En parallèle des représentations en extérieur de Boxing Shadows et Un gros gras grand Gargantua, données l’été dernier au pied de HLM parisiens dans le cadre du festival « Un Eté particulier » organisé par la Ville de Paris, Isabelle Starkier a mis au point des « Chroniques intempestives » pour aller à la rencontre des spectateurs. « On demande à un auteur d’écrire une pastille d’actualité d’une minute et demie, une sorte de commentaire de l’information du jour, traitée de façon burlesque, à la manière des Deschiens, précise-t-elle. Un couple de comédiens de la compagnie se rend ensuite au niveau des files d’attente qui se forment dans l’espace public, devant les boutiques, au pied des immeubles pour jouer cette chronique. Nous ne créons ainsi aucun rassemblement puisqu’il est déjà là. »
Cluedo géant
Plus novateurs sont les « escape théâtre » que la metteuse en scène propose, à distance, depuis le mois de mai dernier par l’intermédiaire de différentes organisations, villes, universités, comités d’entreprise, théâtres ou médiathèques. Une à deux fois par semaine, en moyenne, elle organise une représentation en direct, via Zoom, d’une durée de 2h30. « L’idée est de s’appuyer sur des classiques comme Dom Juan, La Mouette ou Sunset Boulevard pour écrire un scénario qui nous sert de trame, explique-t-elle. Le public est partie prenante de l’histoire puisqu’il doit interroger les acteurs suspects afin de trouver l’assassin. Les comédiens, de leur côté, alternent entre improvisations contemporaines et passages entiers issus des classiques. Ce n’est, pour moi, ni du jeu théâtral projeté, ni un naturalisme cinématographique. C’est une fabrication du vivant devant le public puisque les acteurs sont constamment en train de jouer à jouer. »

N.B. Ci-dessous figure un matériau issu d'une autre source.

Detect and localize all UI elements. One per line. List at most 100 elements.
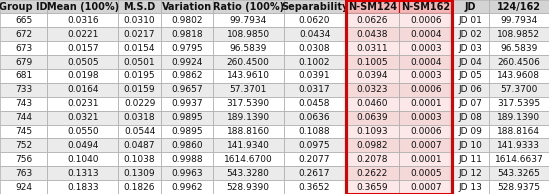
Bar xyxy=(0,0,47,13)
Bar xyxy=(452,125,489,139)
Bar xyxy=(0,27,47,41)
Bar xyxy=(346,83,399,97)
Bar xyxy=(118,13,161,27)
Text: 143.9608: 143.9608 xyxy=(497,71,540,81)
Text: 1614.6700: 1614.6700 xyxy=(224,155,273,164)
Bar xyxy=(0,97,47,111)
Bar xyxy=(118,69,161,83)
Bar xyxy=(346,27,399,41)
Text: 141.9340: 141.9340 xyxy=(227,141,270,150)
Text: N-SM124: N-SM124 xyxy=(348,2,397,12)
Bar xyxy=(47,166,118,180)
Bar xyxy=(283,83,346,97)
Text: 0.1313: 0.1313 xyxy=(67,169,99,178)
Text: 143.9610: 143.9610 xyxy=(227,71,270,81)
Text: 0.1826: 0.1826 xyxy=(124,183,155,191)
Text: 124/162: 124/162 xyxy=(497,2,541,12)
Bar xyxy=(399,166,452,180)
Text: 0.0460: 0.0460 xyxy=(356,99,388,108)
Text: JD 13: JD 13 xyxy=(458,183,483,191)
Text: 0.1093: 0.1093 xyxy=(356,127,388,136)
Bar xyxy=(118,97,161,111)
Text: 0.0550: 0.0550 xyxy=(67,127,99,136)
Bar xyxy=(452,152,489,166)
Bar xyxy=(47,152,118,166)
Bar xyxy=(346,166,399,180)
Text: 99.7934: 99.7934 xyxy=(229,16,267,25)
Text: 0.9657: 0.9657 xyxy=(171,85,203,94)
Text: 0.0164: 0.0164 xyxy=(67,85,98,94)
Bar xyxy=(161,180,213,194)
Bar xyxy=(399,13,452,27)
Text: 679: 679 xyxy=(15,58,32,67)
Bar xyxy=(213,83,283,97)
Text: 0.2617: 0.2617 xyxy=(299,169,330,178)
Bar xyxy=(452,27,489,41)
Text: 0.0231: 0.0231 xyxy=(67,99,98,108)
Bar xyxy=(118,152,161,166)
Text: 0.0198: 0.0198 xyxy=(67,71,99,81)
Text: 924: 924 xyxy=(15,183,32,191)
Text: 0.0639: 0.0639 xyxy=(356,113,388,122)
Text: 0.0505: 0.0505 xyxy=(67,58,99,67)
Text: 0.0311: 0.0311 xyxy=(356,44,388,53)
Bar xyxy=(283,97,346,111)
Text: 0.0620: 0.0620 xyxy=(299,16,330,25)
Text: 0.0007: 0.0007 xyxy=(410,183,441,191)
Bar xyxy=(489,41,549,55)
Bar xyxy=(346,55,399,69)
Bar xyxy=(452,41,489,55)
Bar xyxy=(0,139,47,152)
Bar xyxy=(283,139,346,152)
Bar xyxy=(213,139,283,152)
Bar xyxy=(489,55,549,69)
Bar xyxy=(283,111,346,125)
Text: 0.3652: 0.3652 xyxy=(299,183,330,191)
Text: 0.9895: 0.9895 xyxy=(171,113,203,122)
Text: 0.0003: 0.0003 xyxy=(410,113,441,122)
Bar xyxy=(213,13,283,27)
Bar xyxy=(161,139,213,152)
Text: 0.0982: 0.0982 xyxy=(356,141,388,150)
Bar xyxy=(213,41,283,55)
Text: 0.0494: 0.0494 xyxy=(67,141,98,150)
Text: 0.0636: 0.0636 xyxy=(299,113,330,122)
Text: 0.9795: 0.9795 xyxy=(171,44,203,53)
Bar xyxy=(283,69,346,83)
Text: 744: 744 xyxy=(15,113,32,122)
Bar xyxy=(346,180,399,194)
Bar xyxy=(283,180,346,194)
Text: 0.3659: 0.3659 xyxy=(356,183,388,191)
Bar xyxy=(161,27,213,41)
Bar xyxy=(489,83,549,97)
Text: 0.0006: 0.0006 xyxy=(410,16,441,25)
Text: 108.9850: 108.9850 xyxy=(227,30,270,39)
Text: 0.1309: 0.1309 xyxy=(124,169,155,178)
Text: 141.9333: 141.9333 xyxy=(497,141,540,150)
Bar xyxy=(346,152,399,166)
Text: 189.1390: 189.1390 xyxy=(497,113,540,122)
Text: 0.0004: 0.0004 xyxy=(410,58,441,67)
Bar xyxy=(452,55,489,69)
Text: 0.2078: 0.2078 xyxy=(356,155,388,164)
Bar xyxy=(283,125,346,139)
Bar xyxy=(346,0,399,13)
Text: 733: 733 xyxy=(15,85,32,94)
Text: 0.0195: 0.0195 xyxy=(124,71,155,81)
Bar xyxy=(452,139,489,152)
Text: 0.0544: 0.0544 xyxy=(124,127,155,136)
Text: 0.0004: 0.0004 xyxy=(410,30,441,39)
Bar xyxy=(283,41,346,55)
Text: 96.5839: 96.5839 xyxy=(229,44,267,53)
Text: 108.9852: 108.9852 xyxy=(497,30,540,39)
Text: 260.4500: 260.4500 xyxy=(227,58,270,67)
Bar xyxy=(161,0,213,13)
Bar xyxy=(489,0,549,13)
Text: 528.9390: 528.9390 xyxy=(227,183,270,191)
Text: 672: 672 xyxy=(15,30,32,39)
Text: 0.1833: 0.1833 xyxy=(67,183,99,191)
Bar xyxy=(452,13,489,27)
Text: 0.0310: 0.0310 xyxy=(124,16,155,25)
Bar xyxy=(452,180,489,194)
Text: JD 04: JD 04 xyxy=(459,58,483,67)
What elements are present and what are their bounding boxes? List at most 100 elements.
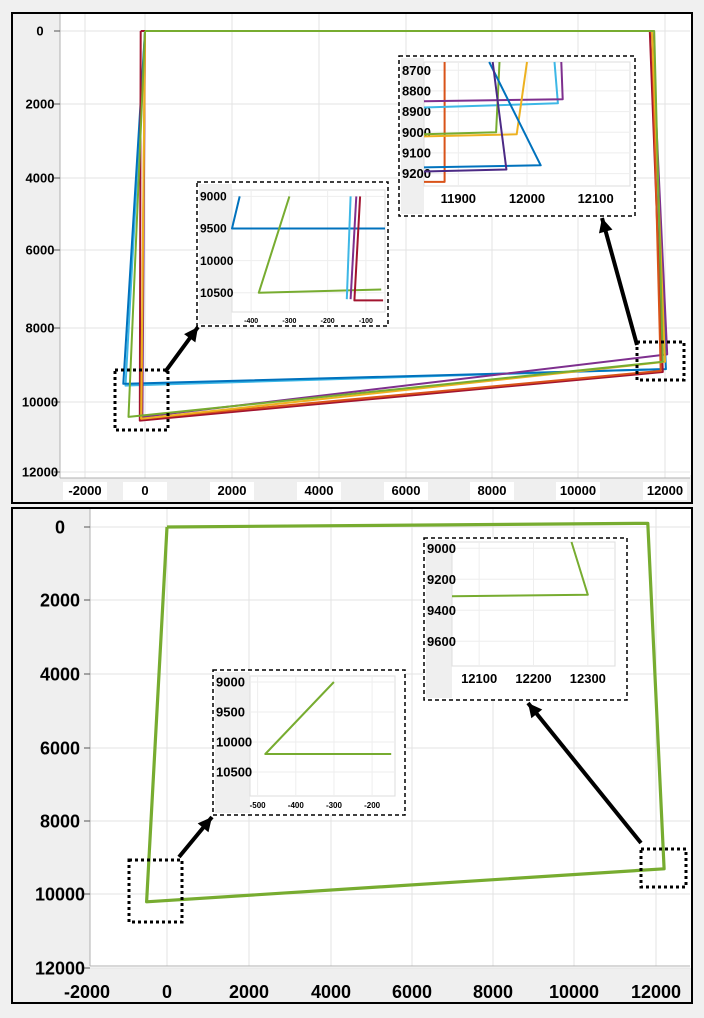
arrow-head	[184, 327, 198, 343]
inset-1: 9000 9500 10000 10500 -500 -400 -300 -200	[212, 669, 406, 816]
x-tick-label: 8000	[473, 982, 513, 1002]
inset-y-tick-label: 9000	[427, 541, 456, 556]
inset-series-2	[257, 196, 382, 294]
inset-x-tick-label: -100	[359, 318, 373, 325]
x-tick-label: 12000	[631, 982, 681, 1002]
inset-plot-area	[249, 675, 396, 797]
x-tick-label: 4000	[305, 483, 334, 498]
inset-y-tick-label: 9000	[402, 125, 431, 140]
x-tick-label: 8000	[478, 483, 507, 498]
x-tick-label: 2000	[229, 982, 269, 1002]
inset-x-tick-label: -300	[282, 318, 296, 325]
inset-series-5	[423, 61, 501, 136]
inset-2: 8700 8800 8900 9000 9100 9200 11900 12000 12100	[398, 55, 636, 217]
y-tick-label: 10000	[22, 395, 58, 410]
inset-y-tick-label: 9100	[402, 145, 431, 160]
inset-x-tick-label: -400	[288, 801, 305, 810]
x-tick-label: 0	[162, 982, 172, 1002]
inset-x-tick-label: 12100	[461, 671, 497, 686]
inset-series-1	[264, 681, 392, 755]
inset-x-tick-label: -300	[326, 801, 343, 810]
inset-y-tick-label: 9200	[427, 572, 456, 587]
main-series-1	[145, 521, 666, 904]
inset-y-tick-label: 8700	[402, 63, 431, 78]
zoom-region-box	[639, 847, 688, 889]
x-tick-label: -2000	[68, 483, 101, 498]
inset-y-band	[426, 540, 452, 698]
y-tick-label: 10000	[35, 884, 85, 904]
inset-series-1	[231, 196, 385, 230]
x-tick-label: -2000	[64, 982, 110, 1002]
x-tick-label-bg	[63, 482, 107, 500]
panel-border	[11, 507, 693, 1004]
inset-series-5	[345, 196, 352, 300]
y-tick-label: 6000	[40, 738, 80, 758]
x-tick-label-bg	[384, 482, 428, 500]
inset-y-band	[199, 184, 232, 324]
y-tick-label: 2000	[26, 97, 55, 112]
inset-series-2	[423, 61, 559, 109]
x-tick-label-bg	[556, 482, 600, 500]
inset-x-tick-label: -200	[321, 318, 335, 325]
x-tick-label: 2000	[218, 483, 247, 498]
inset-y-tick-label: 8800	[402, 83, 431, 98]
zoom-region-box	[127, 858, 184, 924]
zoom-region-box	[113, 368, 170, 432]
y-tick-label: 0	[36, 24, 43, 39]
y-tick-label: 0	[55, 517, 65, 537]
inset-series-3	[349, 196, 358, 300]
x-tick-label: 0	[141, 483, 148, 498]
inset-y-tick-label: 9000	[216, 675, 245, 690]
inset-y-tick-label: 9200	[402, 166, 431, 181]
main-series-7	[127, 30, 664, 418]
y-tick-band	[12, 508, 90, 1003]
inset-y-tick-label: 9600	[427, 634, 456, 649]
inset-y-tick-label: 10000	[216, 735, 252, 750]
inset-y-tick-label: 10500	[216, 765, 252, 780]
inset-x-tick-label: 12300	[570, 671, 606, 686]
inset-y-tick-label: 9400	[427, 603, 456, 618]
inset-1: 9000 9500 10000 10500 -400 -300 -200 -100	[196, 181, 389, 327]
inset-series-4	[423, 61, 528, 138]
x-tick-label-bg	[643, 482, 687, 500]
x-tick-band	[12, 968, 692, 1003]
y-tick-label: 6000	[26, 243, 55, 258]
y-tick-label: 8000	[26, 321, 55, 336]
panel-2: 0 2000 4000 6000 8000 10000 12000 -2000 0 2000 400…	[11, 507, 693, 1004]
arrow-head	[528, 703, 543, 719]
panel-1: 0 2000 4000 6000 8000 10000 12000 -2000 0 2000 400…	[11, 12, 693, 504]
panel-border	[11, 12, 693, 504]
y-tick-band	[12, 13, 60, 503]
arrow-head	[197, 817, 212, 833]
inset-y-tick-label: 9500	[200, 222, 227, 236]
x-tick-label: 6000	[392, 483, 421, 498]
x-tick-label: 4000	[311, 982, 351, 1002]
x-tick-label: 6000	[392, 982, 432, 1002]
x-tick-label: 12000	[647, 483, 683, 498]
inset-x-tick-label: 12200	[515, 671, 551, 686]
inset-x-tick-label: 12000	[509, 191, 545, 206]
inset-2: 9000 9200 9400 9600 12100 12200 12300	[423, 537, 628, 701]
inset-y-tick-label: 9500	[216, 705, 245, 720]
x-tick-label: 10000	[549, 982, 599, 1002]
inset-y-tick-label: 9000	[200, 190, 227, 204]
zoom-region-box	[635, 340, 686, 382]
inset-x-tick-label: 12100	[578, 191, 614, 206]
y-tick-label: 4000	[40, 664, 80, 684]
y-tick-label: 4000	[26, 171, 55, 186]
inset-x-tick-label: 11900	[441, 191, 476, 206]
x-tick-label-bg	[470, 482, 514, 500]
y-tick-label: 2000	[40, 590, 80, 610]
inset-y-tick-label: 10500	[200, 286, 234, 300]
arrow-head	[598, 218, 613, 234]
x-tick-label: 10000	[560, 483, 596, 498]
inset-y-band	[215, 672, 250, 813]
inset-x-tick-label: -400	[244, 318, 258, 325]
inset-y-tick-label: 10000	[200, 254, 234, 268]
y-tick-label: 12000	[35, 958, 85, 978]
x-tick-label-bg	[210, 482, 254, 500]
inset-x-tick-label: -500	[250, 801, 267, 810]
inset-y-band	[401, 58, 424, 214]
pointer-arrow	[600, 217, 639, 346]
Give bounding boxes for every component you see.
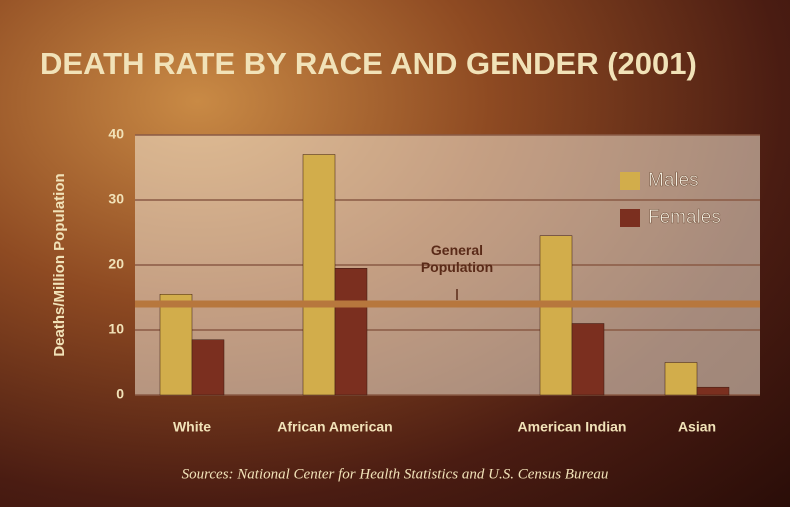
legend-swatch <box>620 209 640 227</box>
y-tick-label: 20 <box>108 256 124 272</box>
source-note: Sources: National Center for Health Stat… <box>182 466 609 482</box>
x-tick-label: White <box>173 419 211 435</box>
reference-line <box>135 300 760 308</box>
legend-label: Males <box>648 170 699 191</box>
bar <box>696 386 730 396</box>
bar <box>571 323 605 396</box>
bar <box>334 268 368 396</box>
bar <box>664 362 698 396</box>
bar <box>191 339 225 396</box>
legend-label: Females <box>648 207 721 228</box>
x-tick-label: American Indian <box>518 419 627 435</box>
y-tick-label: 0 <box>116 386 124 402</box>
y-tick-label: 10 <box>108 321 124 337</box>
legend-swatch <box>620 172 640 190</box>
bar <box>159 294 193 396</box>
y-tick-label: 30 <box>108 191 124 207</box>
x-tick-label: African American <box>277 419 392 435</box>
bar <box>302 154 336 396</box>
x-tick-label: Asian <box>678 419 716 435</box>
reference-label: General Population <box>420 242 494 275</box>
y-tick-label: 40 <box>108 126 124 142</box>
chart-title: DEATH RATE BY RACE AND GENDER (2001) <box>40 46 697 81</box>
y-axis-label: Deaths/Million Population <box>51 173 68 356</box>
bar <box>539 235 573 396</box>
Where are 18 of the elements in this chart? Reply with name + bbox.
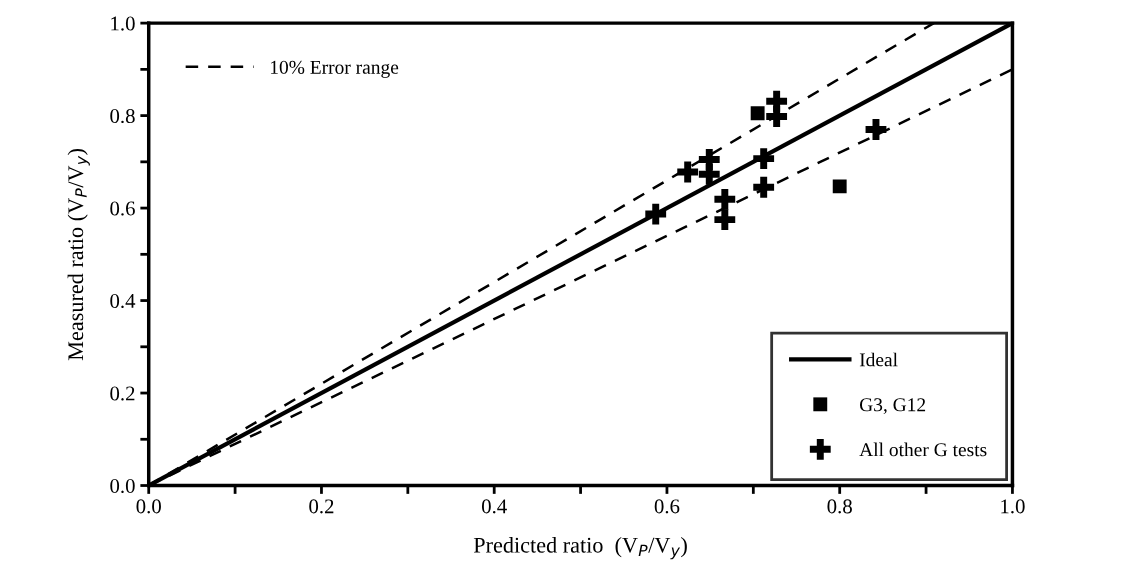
x-tick-label: 0.8 [827, 499, 852, 514]
legend-label: 10% Error range [270, 60, 399, 78]
legend-label: All other G tests [859, 442, 987, 457]
legend-label: Ideal [859, 352, 898, 367]
x-tick-label: 0.4 [481, 499, 507, 514]
x-tick-label: 0.6 [654, 499, 680, 514]
y-tick-label: 0.8 [110, 108, 135, 124]
x-tick-label: 0.2 [309, 499, 334, 514]
y-tick-label: 0.6 [110, 201, 135, 216]
legend-label: G3, G12 [859, 398, 926, 415]
y-tick-label: 1.0 [111, 16, 135, 31]
y-axis-title: Measured ratio (V$_{P}$/V$_{y}$) [67, 148, 90, 361]
y-tick-label: 0.2 [110, 386, 135, 401]
x-tick-label: 0.0 [136, 499, 161, 514]
x-tick-label: 1.0 [1001, 499, 1025, 514]
x-axis-title: Predicted ratio (V$_{P}$/V$_{y}$) [473, 537, 687, 560]
y-tick-label: 0.0 [110, 478, 135, 494]
y-tick-label: 0.4 [110, 293, 136, 309]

En moins d’un an, la compagnie a déjà inventé cinq « escape théâtre » différents, de Mais qui a (vraiment) tué Don Juan ? à Divine Diva, en passant par Meurtre confiné, Association de Bienfaiteurs et le très récent L’énigme du Lapin Blanc, conçu pour le jeune public à partir du Alice aux pays des merveilles de Lewis Carroll et des dessins de son illustrateur original, John Tenniel. A en croire Isabelle Starkier, chaque représentation réunirait entre 30 et 150 spectateurs, dont beaucoup ne sont jamais venus au théâtre. « C’est l’interactivité proposée par cette nouvelle forme théâtrale qui donne envie à certaines personnes de devenir spectateurs, souligne-t-elle. Ce type d’initiatives peut nous permettre de reconstituer un public de façon plus large, en le faisant se sentir agissant grâce au théâtre. Pour le séduire et le convaincre, pour recréer une demande, qui était déjà en berne avant la pandémie, il faut redoubler d’ingéniosité sur le temps long et faire perdurer ces formes nouvelles au-delà de la crise. » Quitte, d’ailleurs, à basculer, au moins en partie, du distanciel au présentiel le moment venu.